The British Medical Association's call today for the coalition to halt the NHS reforms adds to the array of experts, political veterans and grassroots campaigners now lined up against the Health and Social Care Bill.
The British Medical Association’s call today for the coalition to halt the NHS reforms adds to the array of experts, political veterans and grassroots campaigners now lined up against the Health and Social Care Bill. The BMA voted for the bill to be withdrawn, tabled a motion of no-confidence in health secretary Andrew Lansley and a motion calling him “cynical” to be voted on this afternoon.
The doctors’ professional association is having its first emergency meeting in almost 20 years to address concerns over the Tory NHS reform plans and the increased marketisation of health care.
Members are concerned about the pace and extent of the the changes proposed under the bill. Mr Lansley has assured them that quality with not be compromised and told the BBC amendments had been made to the bill making this explicit.
However, this has done little to reassure the concerns of many GPs, with many concerned there are gaps in the proposals and no way of knowing what will work and what will not.
Mr Lansley has been pressed into u-turn after u-turn over his NHS plans and over the weekend lost the backing of his coalition partners, with the Lib Dems voting at their Spring conference last weekend for an extensive and radical re-write of the government’s NHS bill.
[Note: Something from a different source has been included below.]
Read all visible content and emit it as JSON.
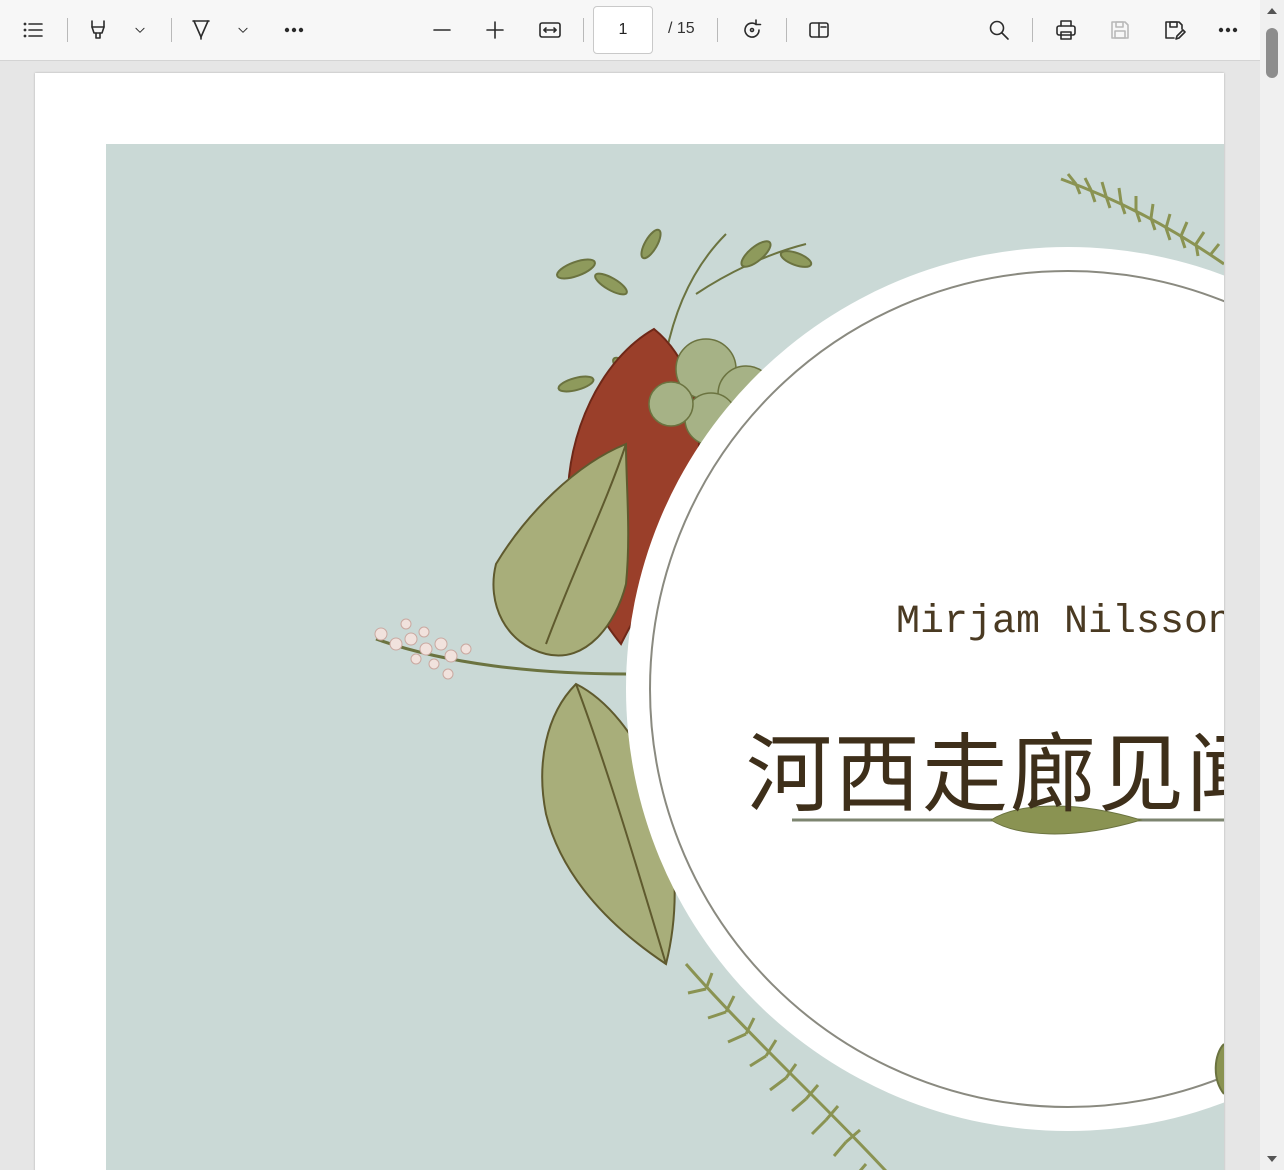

Evan Harris, the former MP supporting one of these “rebel” amendments, said that the party would expect party leader and deputy prime minister Nick Clegg and health minister Paul Burstow to be bound by these votes, while in January, former SDP leader Lord Owen warned that if the Lib Dems didn’t take such action to halt these plans they would “no longer be able to claim to be the heirs of Beveridge”.
The Unite union have campaigned against these reforms citing worrying analysis done on the bill’s impact assessment which states that for the marketisation principles in the bill to work, hospitals would have to be allowed to fail.
They have now been joined by the campaign group 38 Degrees who recently forcing a u-turn on the government’s plans top sell off forests. The group told Left Foot Forward recently their members had been considering the implications of the bill for some time and will now:
“Shift from discussion and exploration to a more targeted campaign push to stop or significantly amend the proposals.”
“British Gas raised energy prices by 7 per cent last year, while making £700 million in profits. Since rail privatisation, the UK had paid the highest fares in Europe. Should this inspire confidence?”
“Choice can be an illusion, too. For most of my former patients in rural Devon, the only practical choices were dictated by geography. In inner cities, choice is often exercised most effectively by those with the least need. Choice is great, but a high quality accessible service is what most patients really want and the chance of a second opinion if things do not go to plan.”
This all comes on the heels of eight leading health organisations walking out on Lansley’s ‘responsibility deal’ to curb excessive drinking. The health organisations said that the voluntary pledges did not go far enough to address the real issues over pricing, availability, promotion, regulation and enforcement.